Mark Agrast is a Senior Fellow at the Center for American Progress. Prior to joining the Center for American Progress, Mr. Agrast was Counsel and Legislative Director to Congressman William D. Delahunt of Massachusetts (1997-2003). He previously served as a top aide to Massachusetts Congressman Gerry E. Studds (1992-97) and practiced international law with the Washington office of Jones, Day, Reavis & Pogue (1985-91). During his years on Capitol Hill, Mr. Agrast played a prominent role in shaping laws on civil and constitutional rights, terrorism and civil liberties, criminal justice, patent and copyright law, antitrust, and other matters within the jurisdiction of the House Committee on the Judiciary. He was also responsible for legal issues within the jurisdiction of the House International Relations Committee, including the implementation of international agreements on human rights, intercountry adoption, and the protection of intellectual property rights.
A native of Cleveland, Ohio, he received his B.A. summa cum laude from Case Western Reserve University in 1978, where he was elected to Phi Beta Kappa.

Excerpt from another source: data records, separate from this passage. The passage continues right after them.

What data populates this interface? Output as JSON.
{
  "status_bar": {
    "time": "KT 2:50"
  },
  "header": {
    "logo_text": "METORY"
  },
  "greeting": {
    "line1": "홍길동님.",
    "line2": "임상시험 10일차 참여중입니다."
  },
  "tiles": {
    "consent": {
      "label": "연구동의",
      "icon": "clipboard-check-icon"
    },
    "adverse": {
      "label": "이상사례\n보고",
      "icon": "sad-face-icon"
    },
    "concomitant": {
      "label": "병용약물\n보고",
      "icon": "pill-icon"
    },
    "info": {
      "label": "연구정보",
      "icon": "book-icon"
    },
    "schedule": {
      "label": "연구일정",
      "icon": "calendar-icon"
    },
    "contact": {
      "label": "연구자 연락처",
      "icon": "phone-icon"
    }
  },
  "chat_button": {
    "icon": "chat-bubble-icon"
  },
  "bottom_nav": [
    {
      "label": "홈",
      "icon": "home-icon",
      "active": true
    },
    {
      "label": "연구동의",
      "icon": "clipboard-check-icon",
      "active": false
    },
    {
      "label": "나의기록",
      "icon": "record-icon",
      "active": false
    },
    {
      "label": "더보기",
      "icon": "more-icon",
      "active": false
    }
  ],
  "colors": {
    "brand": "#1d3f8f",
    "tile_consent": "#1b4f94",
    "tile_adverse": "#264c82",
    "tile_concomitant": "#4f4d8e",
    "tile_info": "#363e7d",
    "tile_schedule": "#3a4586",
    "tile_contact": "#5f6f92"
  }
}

He attended Oxford University as a Rhodes Scholar from 1978-81, and received his J.D. in 1985 from Yale Law School, where he was Editor-in-Chief of the Yale Journal of International Law and Co-Founder/Director of the Allard K. Lowenstein Clinical Program in International Human Rights Law. He is a member of the Supreme Court Bar and is admitted to practice in Ohio and the District of Columbia.
Agrast has been a leader in a number of professional and civic organizations, including the American Bar Association, in which he serves on the 37-member Board of Governors. He is a past chair of the ABA Section of Individual Rights and Responsibilities and represents the section on the Executive Board of the ABA Center for Human Rights. He was elected a Fellow of the American Bar Foundation in 2001 and served as a member of the American Bar Association Task Force on Presidential Signing Statements and the Separation of Powers Doctrine.